Il y a quatre mois, Abou,
sa femme et ses trois fils ont voulu traverser la frontière entre la Turquie et
la Bulgarie. A travers les montagnes et les forêts, cette famille syrienne
s'est faufilée vers l'Europe, en espérant atteindre ensemble Golyam Dervent, le
premier village bulgare, le premier village européen.
A un moment du passage
clandestin, le groupe s'est séparé. « Ma femme et deux de mes fils sont restés
du côté turc. La police les a empêchés de passer. » C'était il y a quatre mois,
et depuis il ne les a pas revus. Son passeport, c'est sa femme qui l'avait, si
bien qu'Abou ne peut ni retourner en Turquie ni sortir de Bulgarie. Quant à
faire venir les siens jusqu'ici, c'est évidemment hors de question tant qu'il
n'aura pas reçu le statut officiel de réfugié.
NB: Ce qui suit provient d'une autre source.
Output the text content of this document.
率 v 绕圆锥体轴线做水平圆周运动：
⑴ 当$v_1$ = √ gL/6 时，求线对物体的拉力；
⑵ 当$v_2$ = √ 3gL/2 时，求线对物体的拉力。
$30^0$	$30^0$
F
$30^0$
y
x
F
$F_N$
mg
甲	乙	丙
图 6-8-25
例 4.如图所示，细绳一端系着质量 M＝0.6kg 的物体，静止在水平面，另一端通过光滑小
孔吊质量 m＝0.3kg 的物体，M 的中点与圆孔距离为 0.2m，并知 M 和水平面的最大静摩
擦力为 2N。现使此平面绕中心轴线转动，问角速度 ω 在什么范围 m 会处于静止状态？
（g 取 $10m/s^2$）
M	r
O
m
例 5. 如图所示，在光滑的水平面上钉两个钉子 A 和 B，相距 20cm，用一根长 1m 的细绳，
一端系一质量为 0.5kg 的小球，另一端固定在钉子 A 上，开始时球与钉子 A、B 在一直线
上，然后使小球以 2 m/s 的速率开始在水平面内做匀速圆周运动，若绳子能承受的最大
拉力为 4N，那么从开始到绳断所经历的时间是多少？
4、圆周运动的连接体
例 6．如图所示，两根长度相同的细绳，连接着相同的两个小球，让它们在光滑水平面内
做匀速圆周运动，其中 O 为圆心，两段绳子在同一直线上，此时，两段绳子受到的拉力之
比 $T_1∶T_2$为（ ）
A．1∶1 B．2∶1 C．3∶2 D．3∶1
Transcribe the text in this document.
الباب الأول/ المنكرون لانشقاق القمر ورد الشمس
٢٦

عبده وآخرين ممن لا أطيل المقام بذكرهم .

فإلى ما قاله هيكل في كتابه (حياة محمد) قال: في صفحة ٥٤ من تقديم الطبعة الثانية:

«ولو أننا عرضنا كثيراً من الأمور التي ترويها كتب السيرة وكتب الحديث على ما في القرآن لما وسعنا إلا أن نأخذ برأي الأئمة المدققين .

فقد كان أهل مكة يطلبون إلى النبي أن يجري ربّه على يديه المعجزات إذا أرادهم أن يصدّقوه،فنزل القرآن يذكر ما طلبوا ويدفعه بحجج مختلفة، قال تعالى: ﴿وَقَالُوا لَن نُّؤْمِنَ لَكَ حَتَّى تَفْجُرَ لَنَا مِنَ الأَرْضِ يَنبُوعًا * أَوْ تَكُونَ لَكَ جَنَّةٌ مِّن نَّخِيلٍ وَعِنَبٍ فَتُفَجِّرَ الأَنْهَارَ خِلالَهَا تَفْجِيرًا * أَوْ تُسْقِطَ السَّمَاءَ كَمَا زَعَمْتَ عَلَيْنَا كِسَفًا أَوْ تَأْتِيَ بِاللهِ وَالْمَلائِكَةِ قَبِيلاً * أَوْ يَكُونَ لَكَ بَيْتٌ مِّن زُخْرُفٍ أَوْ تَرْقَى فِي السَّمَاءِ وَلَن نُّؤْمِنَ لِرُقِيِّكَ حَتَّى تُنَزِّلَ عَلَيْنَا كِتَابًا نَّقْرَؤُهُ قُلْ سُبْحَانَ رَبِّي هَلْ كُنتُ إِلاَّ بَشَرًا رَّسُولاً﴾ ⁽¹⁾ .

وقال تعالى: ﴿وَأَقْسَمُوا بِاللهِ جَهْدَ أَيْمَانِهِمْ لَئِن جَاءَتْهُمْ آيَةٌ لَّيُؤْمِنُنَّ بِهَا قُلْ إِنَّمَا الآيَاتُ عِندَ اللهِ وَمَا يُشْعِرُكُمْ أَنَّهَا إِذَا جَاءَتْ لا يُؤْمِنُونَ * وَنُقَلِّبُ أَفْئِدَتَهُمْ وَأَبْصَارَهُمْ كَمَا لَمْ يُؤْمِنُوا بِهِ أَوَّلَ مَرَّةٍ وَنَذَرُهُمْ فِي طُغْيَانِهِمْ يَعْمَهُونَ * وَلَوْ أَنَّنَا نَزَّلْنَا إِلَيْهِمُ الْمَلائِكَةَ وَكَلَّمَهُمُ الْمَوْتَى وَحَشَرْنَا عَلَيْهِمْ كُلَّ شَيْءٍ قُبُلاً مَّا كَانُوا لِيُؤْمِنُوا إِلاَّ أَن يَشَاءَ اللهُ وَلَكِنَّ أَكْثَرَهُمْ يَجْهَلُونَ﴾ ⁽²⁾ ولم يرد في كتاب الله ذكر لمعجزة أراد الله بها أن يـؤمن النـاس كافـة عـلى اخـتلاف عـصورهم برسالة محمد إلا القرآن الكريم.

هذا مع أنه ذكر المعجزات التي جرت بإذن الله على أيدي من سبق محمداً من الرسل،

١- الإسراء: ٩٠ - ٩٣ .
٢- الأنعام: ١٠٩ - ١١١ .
Sans autre recours que
l'attente, il secoue la tête en signe d'impuissance et tire brusquement sur sa
cigarette. « Je ne peux rien faire, j'ai l'impression que personne ne m'écoute,
ma seule solution c'est d'attendre, c'est tout. » Un dernier regard, et le
voilà qui tourne les talons pour arpenter de nouveau le camp, son corps ici et
ses pensées ailleurs.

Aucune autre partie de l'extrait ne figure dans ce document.